Isaiah 14:12 is where the supposed fall of Lucifer (satan) is mentioned but if you replace, created with coronated you will understand that we are talking about a man and not some proud angel, or the prince of tyre being crowned king. The costly robes that kings wear and the music played at the crowning ceremony adequately describes the tabarets and musical instruments and the jewels the prince being crowned king, wore in his attire is not uncommon. Isaiah speaks of a man, prince then king. When the prince became king then his pride got to him and he became flawed.
Also the covering cherubium is another term for tyres role to israel under sammuels leadership which continued during the princes lifetime but ended when he became king.
No fallen angel just catholic interpretation again.
hope this helps.

10:02 PM  
Anonymous Anonymous said...

Wow. Thank you, I've been wondering about this for a while. As a Christian I have always believed Satan fell but then I wondered why G-d would let that happen. Having Satan as a prosecutor makes a lot more sense. Learning about Judaism is changing how I view Christianity. (It's nice to finally have my questions answered). Thanks again.
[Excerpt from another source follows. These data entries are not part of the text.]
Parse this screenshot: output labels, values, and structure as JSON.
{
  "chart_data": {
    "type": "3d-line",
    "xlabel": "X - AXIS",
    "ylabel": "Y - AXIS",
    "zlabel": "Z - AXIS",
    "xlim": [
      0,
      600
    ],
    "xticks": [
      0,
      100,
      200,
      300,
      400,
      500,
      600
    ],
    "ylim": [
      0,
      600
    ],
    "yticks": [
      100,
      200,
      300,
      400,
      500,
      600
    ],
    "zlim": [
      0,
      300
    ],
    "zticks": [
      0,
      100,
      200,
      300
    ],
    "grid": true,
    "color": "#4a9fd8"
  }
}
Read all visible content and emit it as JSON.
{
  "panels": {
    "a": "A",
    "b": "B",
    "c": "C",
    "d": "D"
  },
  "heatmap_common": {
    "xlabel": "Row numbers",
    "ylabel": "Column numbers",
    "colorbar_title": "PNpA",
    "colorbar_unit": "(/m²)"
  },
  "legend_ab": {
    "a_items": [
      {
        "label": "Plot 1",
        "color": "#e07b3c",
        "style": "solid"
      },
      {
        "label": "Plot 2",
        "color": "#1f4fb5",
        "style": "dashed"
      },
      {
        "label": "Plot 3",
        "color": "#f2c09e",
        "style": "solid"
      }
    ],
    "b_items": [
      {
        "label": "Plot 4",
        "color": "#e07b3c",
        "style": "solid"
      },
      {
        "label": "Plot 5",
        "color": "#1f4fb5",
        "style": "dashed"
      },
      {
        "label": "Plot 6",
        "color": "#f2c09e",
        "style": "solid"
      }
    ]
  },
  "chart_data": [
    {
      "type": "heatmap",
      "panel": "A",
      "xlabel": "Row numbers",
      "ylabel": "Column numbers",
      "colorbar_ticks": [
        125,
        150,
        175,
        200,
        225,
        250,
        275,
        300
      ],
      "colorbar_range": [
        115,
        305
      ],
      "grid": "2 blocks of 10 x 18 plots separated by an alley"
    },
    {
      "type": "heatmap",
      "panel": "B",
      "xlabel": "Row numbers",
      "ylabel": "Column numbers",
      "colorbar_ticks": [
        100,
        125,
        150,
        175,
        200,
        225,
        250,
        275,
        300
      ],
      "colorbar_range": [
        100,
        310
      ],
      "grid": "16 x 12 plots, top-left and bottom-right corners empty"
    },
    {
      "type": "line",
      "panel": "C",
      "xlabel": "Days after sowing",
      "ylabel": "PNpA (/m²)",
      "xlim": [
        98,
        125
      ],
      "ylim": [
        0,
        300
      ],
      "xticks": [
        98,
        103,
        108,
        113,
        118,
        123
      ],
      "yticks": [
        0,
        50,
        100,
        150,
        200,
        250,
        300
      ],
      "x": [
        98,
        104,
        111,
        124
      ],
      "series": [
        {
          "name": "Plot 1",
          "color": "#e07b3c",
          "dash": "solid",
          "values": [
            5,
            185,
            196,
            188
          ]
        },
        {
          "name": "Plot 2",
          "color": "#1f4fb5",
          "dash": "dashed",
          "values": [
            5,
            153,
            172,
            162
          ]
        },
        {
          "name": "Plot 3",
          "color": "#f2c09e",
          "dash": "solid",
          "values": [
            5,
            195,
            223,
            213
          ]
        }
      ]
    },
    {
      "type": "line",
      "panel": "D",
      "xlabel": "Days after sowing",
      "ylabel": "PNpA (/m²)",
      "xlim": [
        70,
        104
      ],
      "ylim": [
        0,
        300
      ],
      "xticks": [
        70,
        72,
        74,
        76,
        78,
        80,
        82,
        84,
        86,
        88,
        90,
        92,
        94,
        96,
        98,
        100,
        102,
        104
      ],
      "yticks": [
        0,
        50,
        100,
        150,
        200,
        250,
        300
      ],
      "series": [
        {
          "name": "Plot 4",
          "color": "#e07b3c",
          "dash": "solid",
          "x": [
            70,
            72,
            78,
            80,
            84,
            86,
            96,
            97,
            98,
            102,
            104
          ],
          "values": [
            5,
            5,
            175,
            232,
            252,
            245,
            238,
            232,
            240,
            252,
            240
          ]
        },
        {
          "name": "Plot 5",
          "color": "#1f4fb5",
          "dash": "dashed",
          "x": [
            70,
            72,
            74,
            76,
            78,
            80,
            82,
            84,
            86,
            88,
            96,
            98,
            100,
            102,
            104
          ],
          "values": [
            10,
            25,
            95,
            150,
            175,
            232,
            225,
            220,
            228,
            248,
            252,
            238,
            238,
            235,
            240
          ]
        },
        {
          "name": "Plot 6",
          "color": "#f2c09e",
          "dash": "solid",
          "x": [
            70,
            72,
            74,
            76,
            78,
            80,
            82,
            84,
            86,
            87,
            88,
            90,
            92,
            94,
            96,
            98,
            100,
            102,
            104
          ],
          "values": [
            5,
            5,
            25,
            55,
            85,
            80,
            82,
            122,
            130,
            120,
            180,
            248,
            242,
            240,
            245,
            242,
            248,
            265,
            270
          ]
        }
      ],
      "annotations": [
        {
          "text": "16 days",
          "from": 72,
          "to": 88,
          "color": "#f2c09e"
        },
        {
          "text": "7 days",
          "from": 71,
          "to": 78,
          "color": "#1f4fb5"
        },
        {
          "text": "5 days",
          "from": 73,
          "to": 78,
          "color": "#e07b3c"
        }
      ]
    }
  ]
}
Also, on behalf of the defensive Christian on the phone I apologize. Your beliefs should be at least respected (and in my opinion they should be honored).

8:51 AM  
Blogger Unknown said...

Think about it mate.. All things live and have their being in God.. Nothing is separate from God. He used nothing to create except his own word. Everything relys on god for continued existence.. Why would God not just think Satan out of existence? Its a hard thing to grasp but its true.. Why would god put knowledge of good and evil in a tree. And put it smack dab in the middle of the garden and order them not to eat.. But being omnipotent actually knows beforehand that they will.. Maybe they were supposed to eat of it. Or do u think he'd rather us be ignorant of both good and evil like the animals who only know instincts.. Satan or the adversary is that part of us that holds us back from our divine purpose and from reaching enlightenment, aka salvation, or Godhood. Keeping us trapped in the physical. That is Hell. In johns revelation when he experiences a door opening in heaven it was the higher spiritual centers opening up in his brain during elevated states of consciousness. When he says there was silence in heaven for a half hour he is stating that the mind is completely calm and quiet. It takes half an hour of this to achieve any sort of mystical experience. Therefore during Jesus's meditations in the wilderness he beheald the the acussing limiting thoughts which is the only Satan there is leave his mind as quick as lightning.